After one middle school football game, Mims pulled Adams aside. Their team had just lost to a program that ran the triple option, an offense based on deception and choices that require each player on defense to execute a specific task — and the teenager was sulking. With a team of inexperienced football players, no one followed their assignment and the game was a disaster.
“Control the controllables,” Mims advised. “Because you’re a good player and you can do what you can do.”
Those words stuck with Adams as he grew older, like the time his senior year when his high school football coach Sean Ireland called Adams during the school day. Ireland knew his star player wasn’t in school, and from his cell phone a few blocks away at Subway, Adams confirmed his wrong doing.
“You better get back here right now,” Adams remembered hearing.
Adams returned to an “ambush,” he said, that included Ireland, his science teacher, another coach and a few other adults. Skipping class wasn’t new for Adams, but that didn’t mean it was tolerated.
At the time, Adams was a senior and would skip class if he felt unnecessarily ahead. Sometimes, he’d go and lift weights instead. On the field, he was the guy who sometimes hit late, or too hard. Personal fouls weren’t abnormal for him. Adams just wanted to do things his way.

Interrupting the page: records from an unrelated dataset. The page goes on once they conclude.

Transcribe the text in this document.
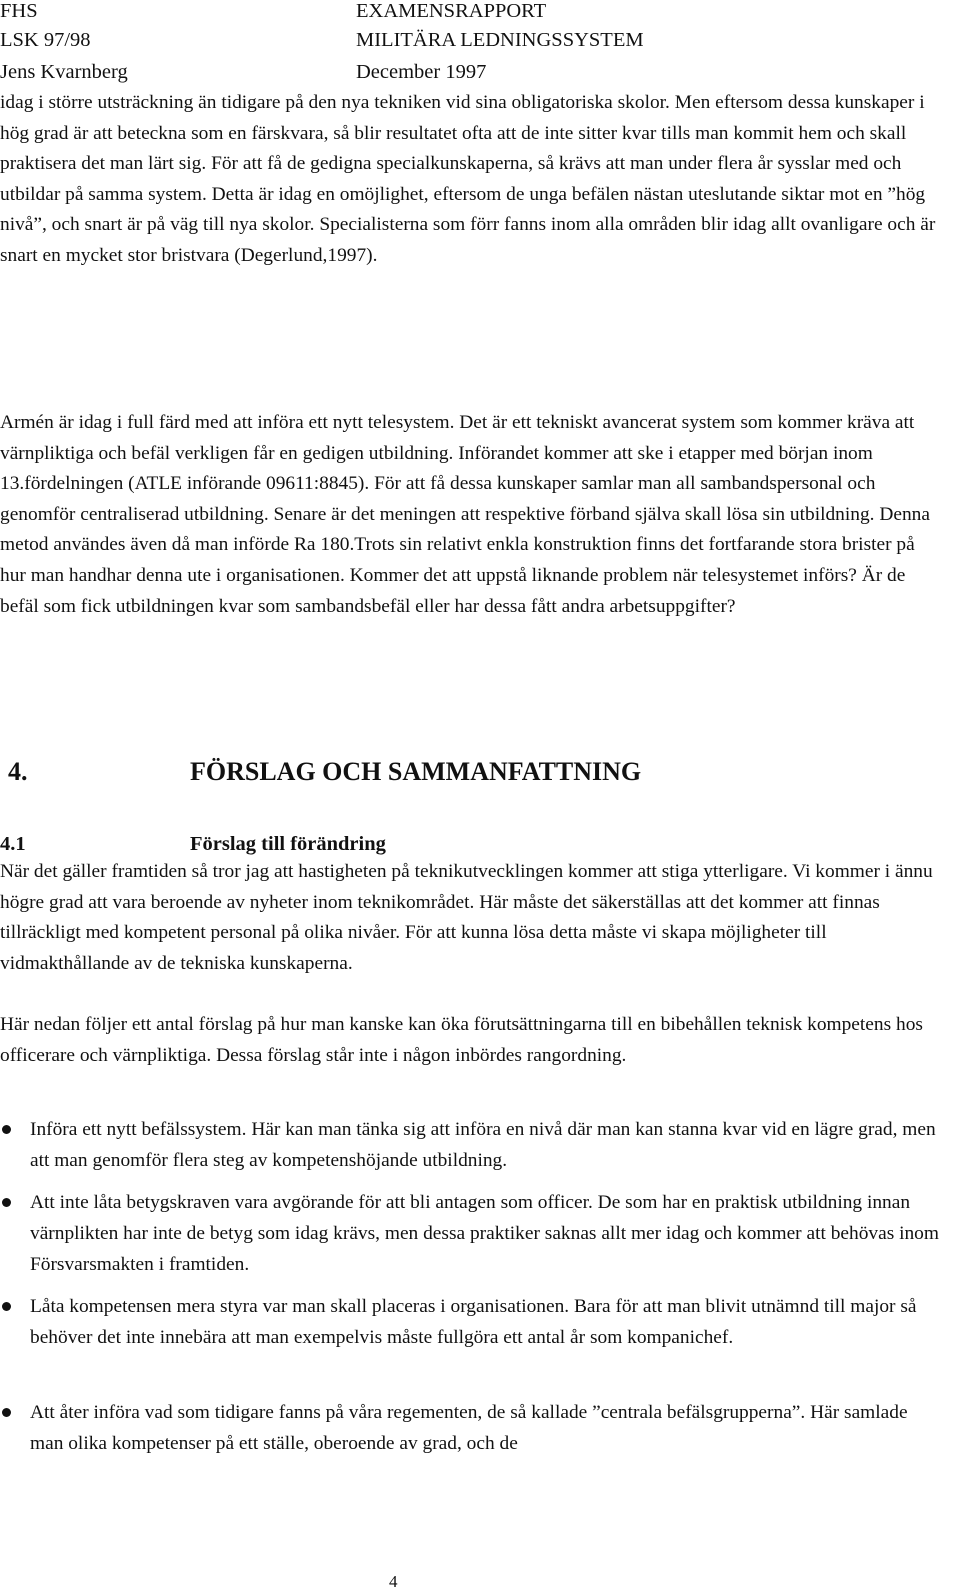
FHS	EXAMENSRAPPORT
LSK 97/98	MILITÄRA LEDNINGSSYSTEM
Jens Kvarnberg	December 1997

idag i större utsträckning än tidigare på den nya tekniken vid sina obligatoriska skolor. Men eftersom dessa kunskaper i hög grad är att beteckna som en färskvara, så blir resultatet ofta att de inte sitter kvar tills man kommit hem och skall praktisera det man lärt sig. För att få de gedigna specialkunskaperna, så krävs att man under flera år sysslar med och utbildar på samma system. Detta är idag en omöjlighet, eftersom de unga befälen nästan uteslutande siktar mot en ”hög nivå”, och snart är på väg till nya skolor. Specialisterna som förr fanns inom alla områden blir idag allt ovanligare och är snart en mycket stor bristvara (Degerlund,1997).

Armén är idag i full färd med att införa ett nytt telesystem. Det är ett tekniskt avancerat system som kommer kräva att värnpliktiga och befäl verkligen får en gedigen utbildning. Införandet kommer att ske i etapper med början inom 13.fördelningen (ATLE införande 09611:8845). För att få dessa kunskaper samlar man all sambandspersonal och genomför centraliserad utbildning. Senare är det meningen att respektive förband själva skall lösa sin utbildning. Denna metod användes även då man införde Ra 180.Trots sin relativt enkla konstruktion finns det fortfarande stora brister på hur man handhar denna ute i organisationen. Kommer det att uppstå liknande problem när telesystemet införs? Är de befäl som fick utbildningen kvar som sambandsbefäl eller har dessa fått andra arbetsuppgifter?

4.	FÖRSLAG OCH SAMMANFATTNING
4.1	Förslag till förändring

När det gäller framtiden så tror jag att hastigheten på teknikutvecklingen kommer att stiga ytterligare. Vi kommer i ännu högre grad att vara beroende av nyheter inom teknikområdet. Här måste det säkerställas att det kommer att finnas tillräckligt med kompetent personal på olika nivåer. För att kunna lösa detta måste vi skapa möjligheter till vidmakthållande av de tekniska kunskaperna.

Här nedan följer ett antal förslag på hur man kanske kan öka förutsättningarna till en bibehållen teknisk kompetens hos officerare och värnpliktiga. Dessa förslag står inte i någon inbördes rangordning.

Införa ett nytt befälssystem. Här kan man tänka sig att införa en nivå där man kan stanna kvar vid en lägre grad, men att man genomför flera steg av kompetenshöjande utbildning.

Att inte låta betygskraven vara avgörande för att bli antagen som officer. De som har en praktisk utbildning innan värnplikten har inte de betyg som idag krävs, men dessa praktiker saknas allt mer idag och kommer att behövas inom Försvarsmakten i framtiden.

Låta kompetensen mera styra var man skall placeras i organisationen. Bara för att man blivit utnämnd till major så behöver det inte innebära att man exempelvis måste fullgöra ett antal år som kompanichef.

Att åter införa vad som tidigare fanns på våra regementen, de så kallade ”centrala befälsgrupperna”. Här samlade man olika kompetenser på ett ställe, oberoende av grad, och de

4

In high school, he learned to get by with all of it. He was smart enough to scheme his way into adequate grades and played well enough to overcome his lapses and overaggression.
At Syracuse, though, things were different. Football in the Atlantic Coast Conference meant players were his size and stronger. College courses weren’t holding meetings when he skipped. It led to a 1.9 grade-point average during his first semester, a redshirt year in football.
That season, he watched as guys like Omari Palmer, Rob Trudo and Ivan Foy pushed opponents around the field but didn’t get penalized. They got inside the opponents heads with play between the whistles and some trash talk. For them, good personal play didn’t come at the expense of the team.
During that redshirt year, Adams missed a morning workout. He’d been out drinking the night before and slept through a training session with Will Hicks, Syracuse football’s former strength and conditioning coach. The next morning’s apology didn’t help Adams’ case. He ended up on Jacob’s Ladder, the treadmill equivalent of climbing a ladder.
Hicks ate, showered and came back out to Adams still climbing. After nearly 90 minutes, Hicks reemerged and Adams was done climbing and done screwing up for the rest of college. Adams adjusted his routine, making sure that he never missed another workout or meeting. He could stick to what he wanted, as long as it was within someone else’s larger plan.
“You know a bear’s at the top of the mountain just don’t go too close that it wakes up and mauls you in the face,” Adams said. “Just don’t do that. There’s a boundary to everything. Don’t make what you’re doing somebody else’s problem.
“Once you make it somebody else’s problem, the outcome is out of your control.”
Sitting in the basement of Bird Library, less than an hour after his final exam of college, the stories of Adams’ past mistakes make him smile. He truly believes he’s different now, that he’s learned from all of it and become better for it.
Adams hadn’t thought about the promise he made to his dad in a long time, he said, but that’s because it was never about a college degree, though Adams will be getting one. It was never about being a successful athlete, though Adams became one. His father’s words of advice, just like the ones he’d receive from others later in life, were about becoming a better man. It was about being Evan Adams, and not straying from it.
“I think I’m starting to shape myself into someone he can be proud of,” Adams said. “I carry all my accomplishments on my back as if he’s watching me. And I want to strive and do as much as I can so that him looking down on me, he can be proud.”